Questo sito utilizza cookies tecnici (propri e di terze parti) come anche cookie di profilazione (di terze parti) sia per proprie necessità funzionali, sia per inviarti messaggi pubblicitari in linea con tue preferenze. Per saperne di più o per negare il consenso all'uso dei cookie di profilazione clicca qui. Scorrendo questa pagina, cliccando su un link o proseguendo la navigazione in altra maniera, acconsenti all'uso dei cookie Ok, accetto

 2018  maggio 16 Mercoledì calendario

In morte di Salvatore Ligresti

Sergio Bocconi sul Corriere della Sera
Salvatore Ligresti è morto ieri al San Raffaele di Milano. Aveva 86 anni ed era malato da tempo. È stato uno dei protagonisti della finanza e del settore immobiliare milanese soprattutto negli anni in cui «regnava» Bettino Craxi, a cui era molto legato. Gli ultimi anni hanno però visto il suo tramonto definitivo con la perdita di Fonsai, la compagnia assicurativa che aveva utilizzato come serbatoio di liquidità e strumento di operazioni «familiari», passata quando ormai era al crac al gruppo Unipol.
Protagonista, sia nel periodo di Tangentopoli sia negli ultimi anni, di numerose vicende giudiziarie, nel periodo d’oro era conosciuto come mister 5% perché aveva collezionato numerose partecipazioni in società quotate di Piazza Affari.
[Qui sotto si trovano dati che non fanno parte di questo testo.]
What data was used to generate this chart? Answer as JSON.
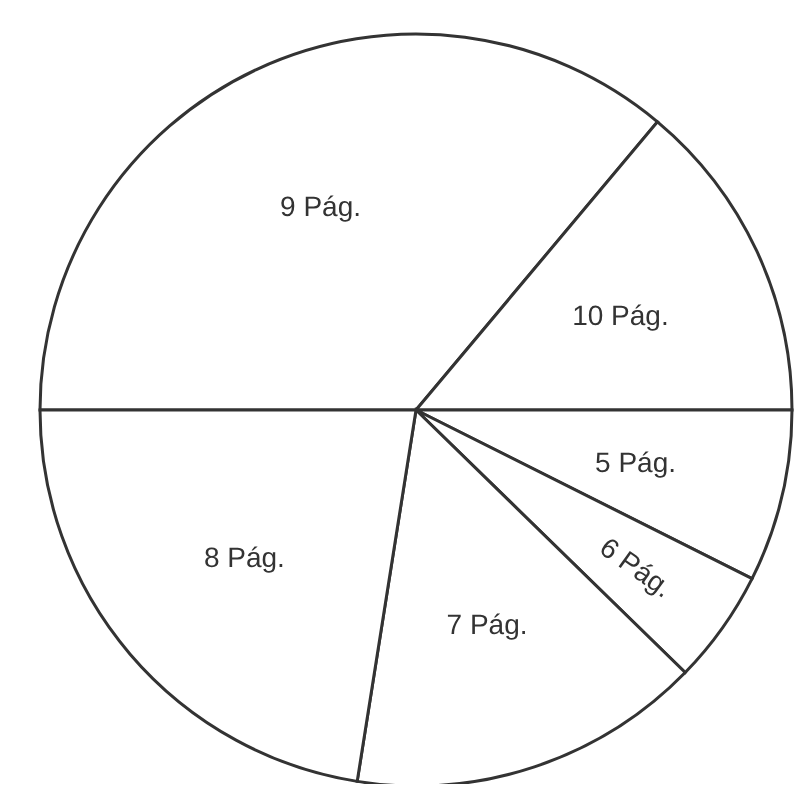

Tutto è cominciato con il suo arrivo a Milano da Paternò.
Nella sola intervista che ha rilasciato (era un assoluto fedele alle regole del silenzio e dell’understatement, tanto è vero che quando, nel 1981, sua moglie viene rapita e poi rilasciata, i giornali non riportano il suo nome ma parlano genericamente di un immobiliarista) a «Il Mondo» ha raccontato che la sua carriera è cominciata da un sopralzo a Milano. Ingegnere, nel capoluogo milanese ha progettato e costruito nel centro cittadino vicino a San Babila alcune delle sue prime opere (fra cui un garage) di cui andava fiero. E con una fortuna costruita fra acquisti e vendite immobiliari, diventa negli anni Ottanta di «re del mattone» e appunto «Mister 5%» per il network di partecipazioni che ha accumulato.
Frequenta Enrico Cuccia, il fondatore di Mediobanca, e ha un ruolo nel processo di privatizzazione della banca d’affari grazie al suo rapporto con i socialisti di Craxi. Mani Pulite ferma però la sua ascesa con 112 giorni trascorsi a San Vittore in una cella che ha condiviso con un altro giovane detenuto. Il lungo periodo di carcere è dovuto al suo lungo silenzio.
Ligresti però non si arrende e si risolleva una volta concluso il periodo più nero. E nel luglio 2001 fa il grande salto, rilevando Fondiaria dalla Montedison sotto assedio in una travagliata operazione. Nel gennaio 2003, quando Fonsai approda in Borsa, vale 1,6 miliardi. A fine 2006 ne capitalizza 5. Poi l’ingegnere e i figli affondano la compagnia in una spirale di operazioni con parti correlate e occultamenti vari. Risultato: 2 miliardi di perdite nel 2011 e 2012.
Il salvataggio con ricapitalizzazione da parte di Unipol, seguito da Mediobanca, evita il fallimento che sarebbe stato un vero colpo per l’intera finanza italiana. Il crac è invece inevitabile per le holding personali di Ligresti e dei suoi figli, Paolo, Jonella e Giulia, che controllano Fonsai attraverso la capogruppo Premafin. Si rivelano così pacchetti di azioni offshore e una gestione molto personale di una società quotata in Borsa usata come bancomat per le spese (ingenti) di tutta la famiglia, con consulenze e sponsorizzazioni pagate a peso d’oro da Fonsai, che paga anche notevoli compensi non solo ai Ligresti, ma a tutti coloro, e non sono pochi, che fanno parte come advisor, consiglieri e manager, della corte di Salvatore.
Le risorse vengono raccolte per lo più attraverso una fitta rete di operazioni immobiliari con parti correlate (cioè le società della famiglia Ligresti) che vedono spogliare la compagnia di assicurazioni.
Le procure di Torino e Milano indagano. I reati ipotizzati sono svariati, dal falso in bilancio all’infedeltà patrimoniale. Alla fine si passa agli arresti, che a Salvatore, considerata l’età, sono risparmiati. Ma è davvero l’epilogo di un «impero» che crolla sotto il peso di una gestione personale che non si è posta limiti.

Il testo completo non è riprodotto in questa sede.